In conclusione emerge chiaramente che è dalla verità che sgorga la libertà; solo conoscendo la verità le nostre azioni assumono una rilevanza morale che ci coinvolge personalmente. Nella menzogna siamo tutti schiavi.
Riferimenti:
1. Renzo Puccetti. I neonati fortemente prematuri, portatori di pieni diritti, ZENIT, 24 febbraio 2008
2. Il documento è scaricabile interamente
3. vedi per le definizioni: http://tinyurl.com/3xjqjc
4. cfr. Abortion Statistics, England and Wales: 2006.
5. Inquinamento, cala la fertilità maschile, Corriere della Sera – Salute.

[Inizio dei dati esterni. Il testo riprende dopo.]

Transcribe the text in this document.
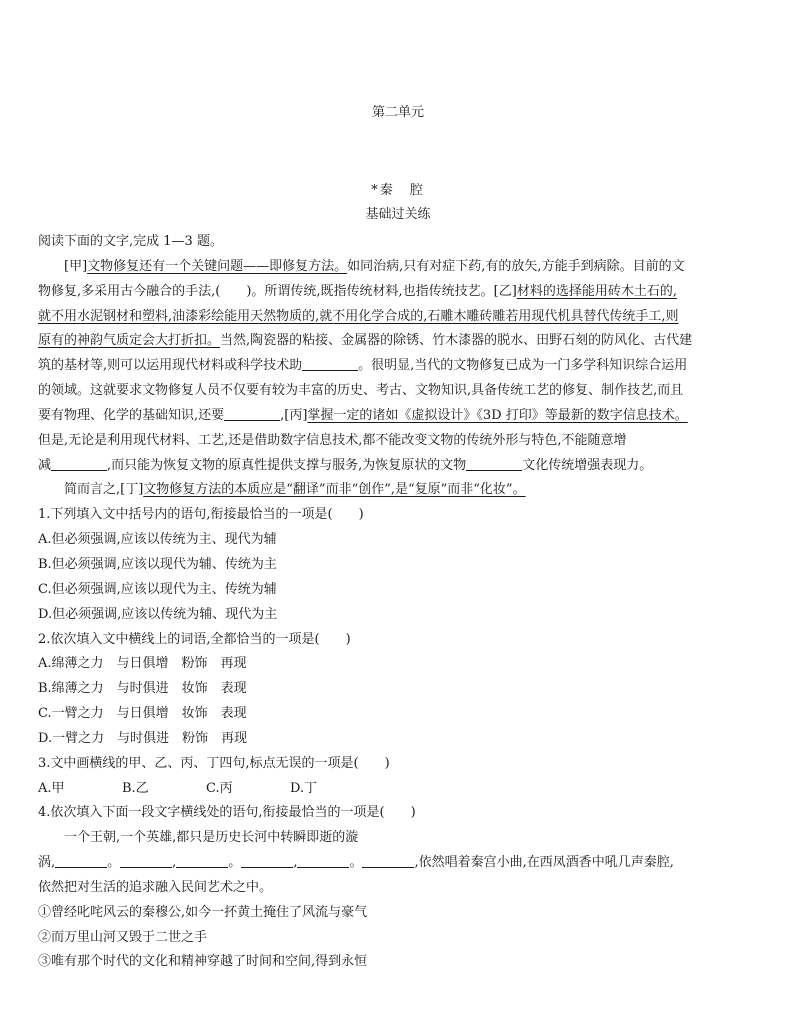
第二单元
*秦　腔
基础过关练
阅读下面的文字,完成 1—3 题。
[甲]文物修复还有一个关键问题——即修复方法。如同治病,只有对症下药,有的放矢,方能手到病除。目前的文
物修复,多采用古今融合的手法,(　　)。所谓传统,既指传统材料,也指传统技艺。[乙]材料的选择能用砖木土石的,
就不用水泥钢材和塑料,油漆彩绘能用天然物质的,就不用化学合成的,石雕木雕砖雕若用现代机具替代传统手工,则
原有的神韵气质定会大打折扣。当然,陶瓷器的粘接、金属器的除锈、竹木漆器的脱水、田野石刻的防风化、古代建
筑的基材等,则可以运用现代材料或科学技术助	。很明显,当代的文物修复已成为一门多学科知识综合运用
的领域。这就要求文物修复人员不仅要有较为丰富的历史、考古、文物知识,具备传统工艺的修复、制作技艺,而且
要有物理、化学的基础知识,还要	,[丙]掌握一定的诸如《虚拟设计》《3D 打印》等最新的数字信息技术。
但是,无论是利用现代材料、工艺,还是借助数字信息技术,都不能改变文物的传统外形与特色,不能随意增
减	,而只能为恢复文物的原真性提供支撑与服务,为恢复原状的文物	文化传统增强表现力。
简而言之,[丁]文物修复方法的本质应是“翻译”而非“创作”,是“复原”而非“化妆”。
1.下列填入文中括号内的语句,衔接最恰当的一项是(　　)
A.但必须强调,应该以传统为主、现代为辅
B.但必须强调,应该以现代为辅、传统为主
C.但必须强调,应该以现代为主、传统为辅
D.但必须强调,应该以传统为辅、现代为主
2.依次填入文中横线上的词语,全都恰当的一项是(　　)
A.绵薄之力　与日俱增　粉饰　再现
B.绵薄之力　与时俱进　妆饰　表现
C.一臂之力　与日俱增　妆饰　表现
D.一臂之力　与时俱进　粉饰　再现
3.文中画横线的甲、乙、丙、丁四句,标点无误的一项是(　　)
A.甲	B.乙	C.丙	D.丁
4.依次填入下面一段文字横线处的语句,衔接最恰当的一项是(　　)
一个王朝,一个英雄,都只是历史长河中转瞬即逝的漩
涡,	。	,	。	,	。	,依然唱着秦宫小曲,在西凤酒香中吼几声秦腔,
依然把对生活的追求融入民间艺术之中。
①曾经叱咤风云的秦穆公,如今一抔黄土掩住了风流与豪气
②而万里山河又毁于二世之手
③唯有那个时代的文化和精神穿越了时间和空间,得到永恒
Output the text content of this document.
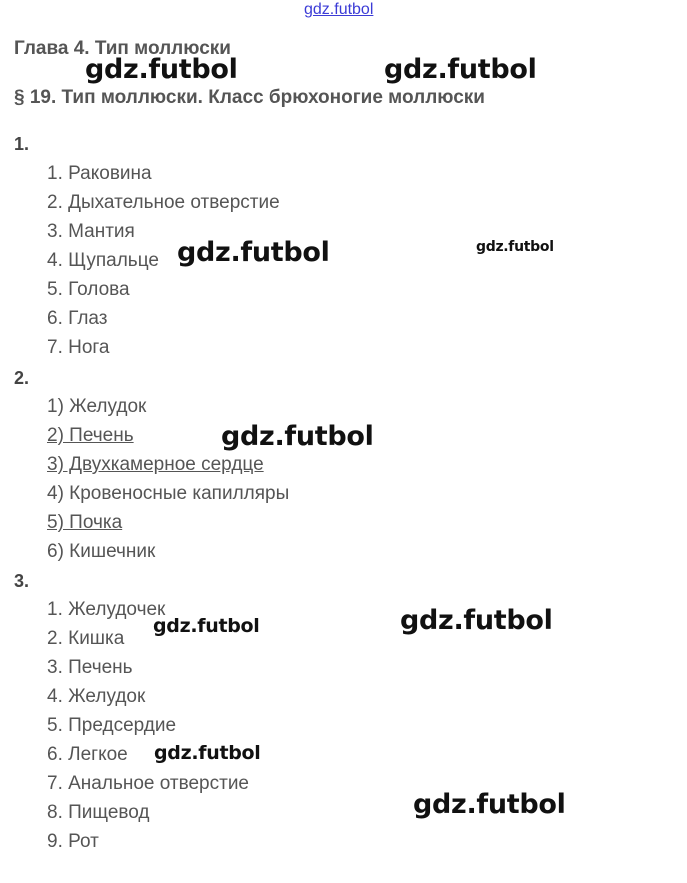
gdz.futbol
Глава 4. Тип моллюски
§ 19. Тип моллюски. Класс брюхоногие моллюски
1.
1. Раковина
2. Дыхательное отверстие
3. Мантия
4. Щупальце
5. Голова
6. Глаз
7. Нога
2.
1) Желудок
2) Печень
3) Двухкамерное сердце
4) Кровеносные капилляры
5) Почка
6) Кишечник
3.
1. Желудочек
2. Кишка
3. Печень
4. Желудок
5. Предсердие
6. Легкое
7. Анальное отверстие
8. Пищевод
9. Рот
gdz.futbol	gdz.futbol
gdz.futbol	gdz.futbol
gdz.futbol
gdz.futbol	gdz.futbol
gdz.futbol
gdz.futbol
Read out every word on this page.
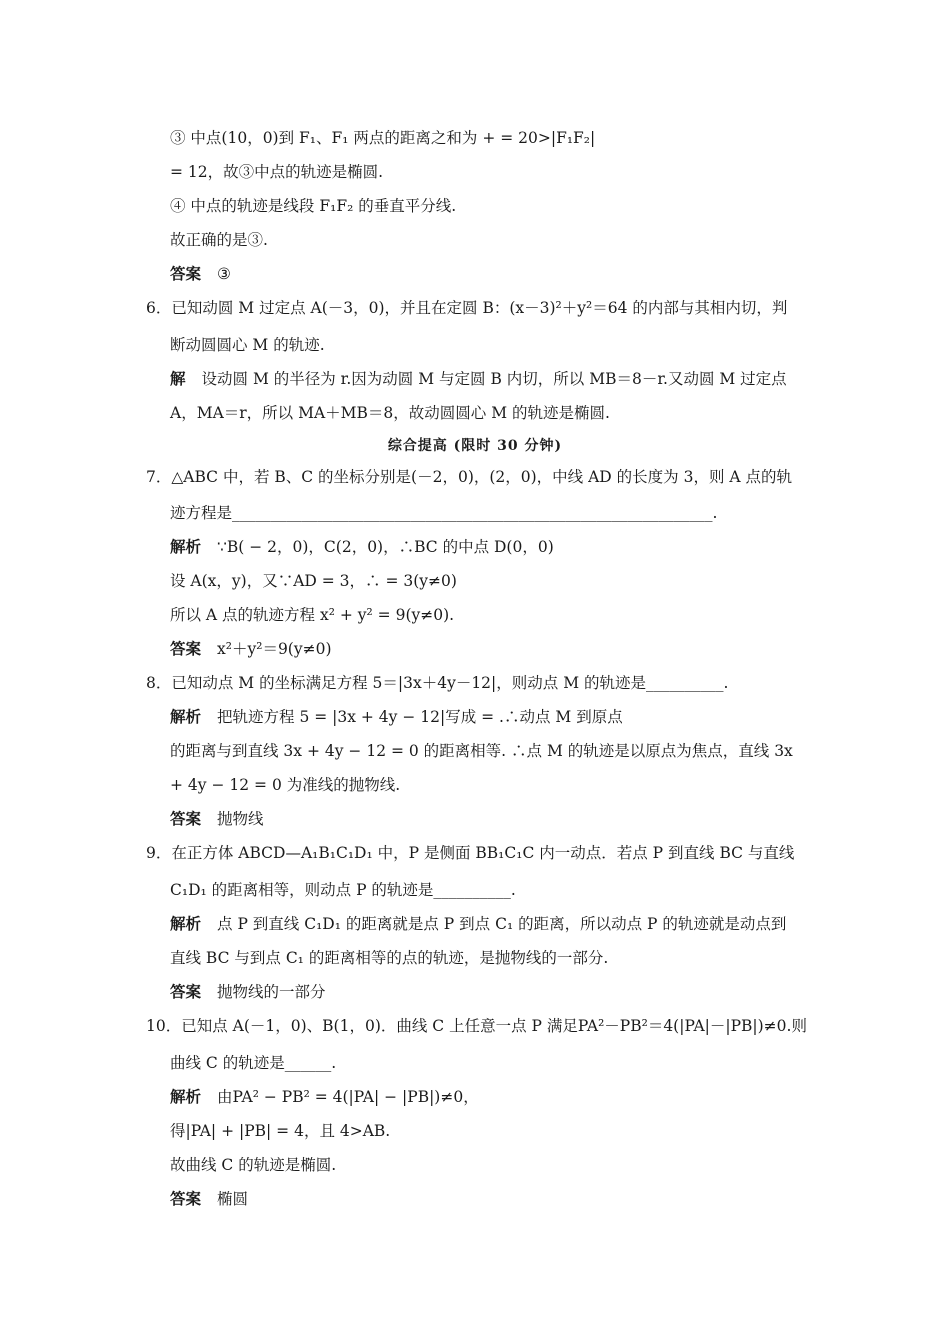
③ 中点(10，0)到 F₁、F₁ 两点的距离之和为 + = 20>|F₁F₂|
= 12，故③中点的轨迹是椭圆.
④ 中点的轨迹是线段 F₁F₂ 的垂直平分线.
故正确的是③.
答案 ③
6．已知动圆 M 过定点 A(－3，0)，并且在定圆 B：(x－3)²＋y²＝64 的内部与其相内切，判
断动圆圆心 M 的轨迹.
解 设动圆 M 的半径为 r.因为动圆 M 与定圆 B 内切，所以 MB＝8－r.又动圆 M 过定点
A，MA＝r，所以 MA＋MB＝8，故动圆圆心 M 的轨迹是椭圆.
综合提高 (限时 30 分钟)
7．△ABC 中，若 B、C 的坐标分别是(－2，0)，(2，0)，中线 AD 的长度为 3，则 A 点的轨
迹方程是______________________________________________________________.
解析 ∵B( − 2，0)，C(2，0)，∴BC 的中点 D(0，0)
设 A(x，y)，又∵AD = 3，∴ = 3(y≠0)
所以 A 点的轨迹方程 x² + y² = 9(y≠0).
答案 x²＋y²＝9(y≠0)
8．已知动点 M 的坐标满足方程 5＝|3x＋4y－12|，则动点 M 的轨迹是__________.
解析 把轨迹方程 5 = |3x + 4y − 12|写成 = .∴动点 M 到原点
的距离与到直线 3x + 4y − 12 = 0 的距离相等. ∴点 M 的轨迹是以原点为焦点，直线 3x
+ 4y − 12 = 0 为准线的抛物线.
答案 抛物线
9．在正方体 ABCD—A₁B₁C₁D₁ 中，P 是侧面 BB₁C₁C 内一动点．若点 P 到直线 BC 与直线
C₁D₁ 的距离相等，则动点 P 的轨迹是__________.
解析 点 P 到直线 C₁D₁ 的距离就是点 P 到点 C₁ 的距离，所以动点 P 的轨迹就是动点到
直线 BC 与到点 C₁ 的距离相等的点的轨迹，是抛物线的一部分.
答案 抛物线的一部分
10．已知点 A(－1，0)、B(1，0)．曲线 C 上任意一点 P 满足PA²－PB²＝4(|PA|－|PB|)≠0.则
曲线 C 的轨迹是______.
解析 由PA² − PB² = 4(|PA| − |PB|)≠0，
得|PA| + |PB| = 4，且 4>AB.
故曲线 C 的轨迹是椭圆.
答案 椭圆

6. Jensen TK, et al. Declining trends in conception rates in recent birth cohorts of native Danish women: a possible role of deteriorating male reproductive health. Int J Androl. 2008 Apr;31(2):81-92. Epub 2007 Nov 1.
7. Kirby D. The impact of programs to increase contraceptive use among adult women: a review of experimental and quasi-experimental studies. Perspect Sex Reprod Health. 2008 Mar;40(1):34-41.
8. Francesco Falli. Il codice colore in pronto soccorso.
9. Raymond EG, Trussell J, Polis CB. Population effect of increased access to emergency contraceptive pills: a systematic review. Obstet Gynecol. 2007 Jan;109(1):181-8. Review.
10. Polis CB, et al. Advance provision of emergency contraception for pregnancy prevention (full review). Cochrane Database Syst Rev. 2007 Apr 18;(2):CD005497.